Again they headed out the door. Dalton tried to act as if the wind wasn’t cutting right through his less than adequate clothes. Even with a shirt, sweater and coat he was miserable.
“Why don’t you wait here and I’ll circle around to get you?”
“No I’m fine. Let’s get moving.” He bowed his head against the spit of icy rain.
Dalton had spent a lifetime of not appearing weak and he wouldn’t change now. As the smart foster kid, he hadn’t fit in at school or in the houses he’d been placed in. With a father in jail and a drug addict for a mother, he’d been in and out of homes for years. It wasn’t until he was ten and his mother died of an overdose that he’d stayed in one place for any length of time. At the Richies’ life had been only marginally better before he was sent to another home.

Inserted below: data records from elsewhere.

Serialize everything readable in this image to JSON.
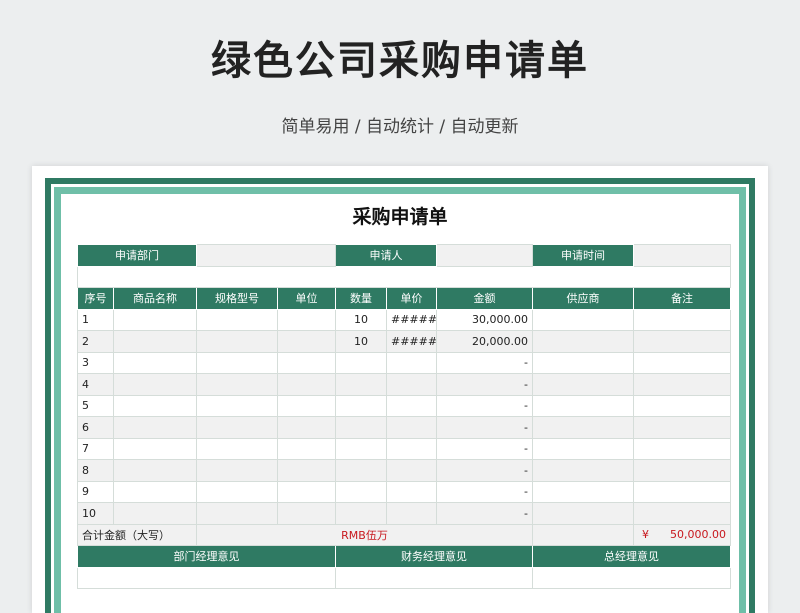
{
  "page": {
    "title": "绿色公司采购申请单",
    "subtitle": "简单易用 / 自动统计 / 自动更新"
  },
  "sheet": {
    "title": "采购申请单",
    "info_labels": [
      "申请部门",
      "申请人",
      "申请时间"
    ],
    "columns": [
      "序号",
      "商品名称",
      "规格型号",
      "单位",
      "数量",
      "单价",
      "金额",
      "供应商",
      "备注"
    ],
    "rows": [
      {
        "no": "1",
        "name": "",
        "spec": "",
        "unit": "",
        "qty": "10",
        "price": "######",
        "amount": "30,000.00",
        "supplier": "",
        "note": ""
      },
      {
        "no": "2",
        "name": "",
        "spec": "",
        "unit": "",
        "qty": "10",
        "price": "######",
        "amount": "20,000.00",
        "supplier": "",
        "note": ""
      },
      {
        "no": "3",
        "name": "",
        "spec": "",
        "unit": "",
        "qty": "",
        "price": "",
        "amount": "-",
        "supplier": "",
        "note": ""
      },
      {
        "no": "4",
        "name": "",
        "spec": "",
        "unit": "",
        "qty": "",
        "price": "",
        "amount": "-",
        "supplier": "",
        "note": ""
      },
      {
        "no": "5",
        "name": "",
        "spec": "",
        "unit": "",
        "qty": "",
        "price": "",
        "amount": "-",
        "supplier": "",
        "note": ""
      },
      {
        "no": "6",
        "name": "",
        "spec": "",
        "unit": "",
        "qty": "",
        "price": "",
        "amount": "-",
        "supplier": "",
        "note": ""
      },
      {
        "no": "7",
        "name": "",
        "spec": "",
        "unit": "",
        "qty": "",
        "price": "",
        "amount": "-",
        "supplier": "",
        "note": ""
      },
      {
        "no": "8",
        "name": "",
        "spec": "",
        "unit": "",
        "qty": "",
        "price": "",
        "amount": "-",
        "supplier": "",
        "note": ""
      },
      {
        "no": "9",
        "name": "",
        "spec": "",
        "unit": "",
        "qty": "",
        "price": "",
        "amount": "-",
        "supplier": "",
        "note": ""
      },
      {
        "no": "10",
        "name": "",
        "spec": "",
        "unit": "",
        "qty": "",
        "price": "",
        "amount": "-",
        "supplier": "",
        "note": ""
      }
    ],
    "total": {
      "label": "合计金额（大写）",
      "capital": "RMB伍万",
      "currency": "¥",
      "amount": "50,000.00"
    },
    "opinions": [
      "部门经理意见",
      "财务经理意见",
      "总经理意见"
    ]
  },
  "colors": {
    "header_green": "#2f7a63",
    "frame_light_green": "#6fbfa8",
    "total_red": "#c8181e"
  }
}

He’d had plenty of food and clothes, but little about his life had been easy. When all the other kids were out playing he was busy reading, escaping. The most miserable times were when he did join in a game. He was the last one chosen for the team. If finally picked, he then had to deal with the ridicule of being the worst player. He learned quickly not to show any weakness. As a medical student and now a surgeon, the honed trait served him well.
Football, freezing weather and a laughing woman, no matter how attractive she was, were not to his taste. He needed to do this consultation and get back to Florida.